Money Talk: Profit vs. Revenue and Why Cash Flow is King
Look, most people confuse the terms. They hear “revenue,” think it’s profit. They hear “profit,” think it’s cash. And then they wonder why their business feels broke even when the numbers on paper look good.
Let’s fix that.
Revenue: The Money In
Revenue is your top line. It’s the total money your business collects before paying anyone or anything. If you sell 100 T-shirts for ₹500 each, your revenue is ₹50,000. Simple. But that doesn’t mean you keep ₹50K. Far from it.
Expenses: The Money Out
Expenses are everything it costs you to run the machine—rent, salaries, marketing, production, software. Basically, money flowing out. If your shirts cost ₹250 each to make, that’s ₹25,000 gone immediately.
Profit: What’s Left Over
Profit is revenue minus expenses. Using the example: ₹50,000 revenue - ₹25,000 expenses = ₹25,000 profit. Feels good, right? But here’s the catch…
Why Cash Flow Beats Profit
Profit is math. Cash flow is reality.
Profit sits on a spreadsheet. Cash flow is whether there’s actually money in your bank account today.

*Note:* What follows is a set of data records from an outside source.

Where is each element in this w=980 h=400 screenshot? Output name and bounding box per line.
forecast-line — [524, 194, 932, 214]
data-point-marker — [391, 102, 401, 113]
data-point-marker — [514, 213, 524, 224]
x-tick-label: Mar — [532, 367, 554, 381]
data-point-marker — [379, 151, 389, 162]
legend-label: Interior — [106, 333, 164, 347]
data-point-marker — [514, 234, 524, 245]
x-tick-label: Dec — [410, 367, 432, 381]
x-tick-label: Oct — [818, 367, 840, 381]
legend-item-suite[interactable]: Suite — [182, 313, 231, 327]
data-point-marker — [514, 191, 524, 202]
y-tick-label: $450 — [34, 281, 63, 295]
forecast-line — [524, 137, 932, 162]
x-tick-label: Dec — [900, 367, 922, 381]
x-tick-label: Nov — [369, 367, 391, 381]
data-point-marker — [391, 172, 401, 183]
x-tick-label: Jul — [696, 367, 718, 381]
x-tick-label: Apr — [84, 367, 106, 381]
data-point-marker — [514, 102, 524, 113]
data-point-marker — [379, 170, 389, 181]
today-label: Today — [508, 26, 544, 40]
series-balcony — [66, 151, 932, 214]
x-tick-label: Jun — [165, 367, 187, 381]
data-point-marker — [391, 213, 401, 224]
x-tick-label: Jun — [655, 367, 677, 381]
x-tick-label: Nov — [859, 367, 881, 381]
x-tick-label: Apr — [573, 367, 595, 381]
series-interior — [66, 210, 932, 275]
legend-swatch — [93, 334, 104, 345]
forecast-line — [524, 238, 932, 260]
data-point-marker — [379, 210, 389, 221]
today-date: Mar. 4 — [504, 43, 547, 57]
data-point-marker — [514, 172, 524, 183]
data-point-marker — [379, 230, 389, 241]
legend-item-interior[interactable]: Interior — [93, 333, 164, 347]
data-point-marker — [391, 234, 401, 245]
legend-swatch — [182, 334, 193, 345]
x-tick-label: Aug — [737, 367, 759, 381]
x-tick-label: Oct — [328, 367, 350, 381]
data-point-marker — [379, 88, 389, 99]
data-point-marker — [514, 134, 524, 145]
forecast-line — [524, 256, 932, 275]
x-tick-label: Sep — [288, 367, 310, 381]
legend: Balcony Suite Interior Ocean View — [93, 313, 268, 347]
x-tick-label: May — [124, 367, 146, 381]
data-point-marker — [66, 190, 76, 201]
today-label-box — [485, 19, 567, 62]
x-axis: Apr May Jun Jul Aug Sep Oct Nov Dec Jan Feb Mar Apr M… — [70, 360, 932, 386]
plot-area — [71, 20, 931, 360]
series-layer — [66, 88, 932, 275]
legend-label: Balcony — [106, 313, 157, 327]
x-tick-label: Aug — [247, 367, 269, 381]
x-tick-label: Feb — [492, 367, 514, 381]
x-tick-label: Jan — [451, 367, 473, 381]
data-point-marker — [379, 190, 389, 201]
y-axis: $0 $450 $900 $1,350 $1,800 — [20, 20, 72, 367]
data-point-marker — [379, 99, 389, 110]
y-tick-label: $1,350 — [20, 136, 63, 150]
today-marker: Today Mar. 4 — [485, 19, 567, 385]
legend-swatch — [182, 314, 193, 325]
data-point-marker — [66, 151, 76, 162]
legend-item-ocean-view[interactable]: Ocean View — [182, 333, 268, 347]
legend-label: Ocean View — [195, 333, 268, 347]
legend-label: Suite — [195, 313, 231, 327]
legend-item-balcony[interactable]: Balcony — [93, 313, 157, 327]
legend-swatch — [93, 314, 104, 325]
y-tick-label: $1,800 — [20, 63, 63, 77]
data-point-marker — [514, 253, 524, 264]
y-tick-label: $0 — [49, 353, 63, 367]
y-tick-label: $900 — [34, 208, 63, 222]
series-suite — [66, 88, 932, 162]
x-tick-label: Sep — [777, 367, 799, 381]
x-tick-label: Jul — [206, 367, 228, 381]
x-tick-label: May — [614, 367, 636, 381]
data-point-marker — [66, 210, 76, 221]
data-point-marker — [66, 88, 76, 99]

You can be “profitable” on paper and still go bankrupt because your customers pay 90 days later while your suppliers demand payment in 30 days. The lag kills businesses.
Profit = what you should make.
Cash flow = what you actually have.
And if you’ve ever had employees expecting their salaries tomorrow, you know cash flow isn’t optional—it’s king.
The Real Game
Business success doesn’t come from bragging about revenue (“we did 10 crores last year”) or even profit. It comes from managing your cash like oxygen.
Protect inflows: collect payments faster.
Control outflows: don’t buy dumb stuff.
Always know your runway: how long before the cash runs out.
Cash flow is the scoreboard. Profit and revenue are just stats on the sheet.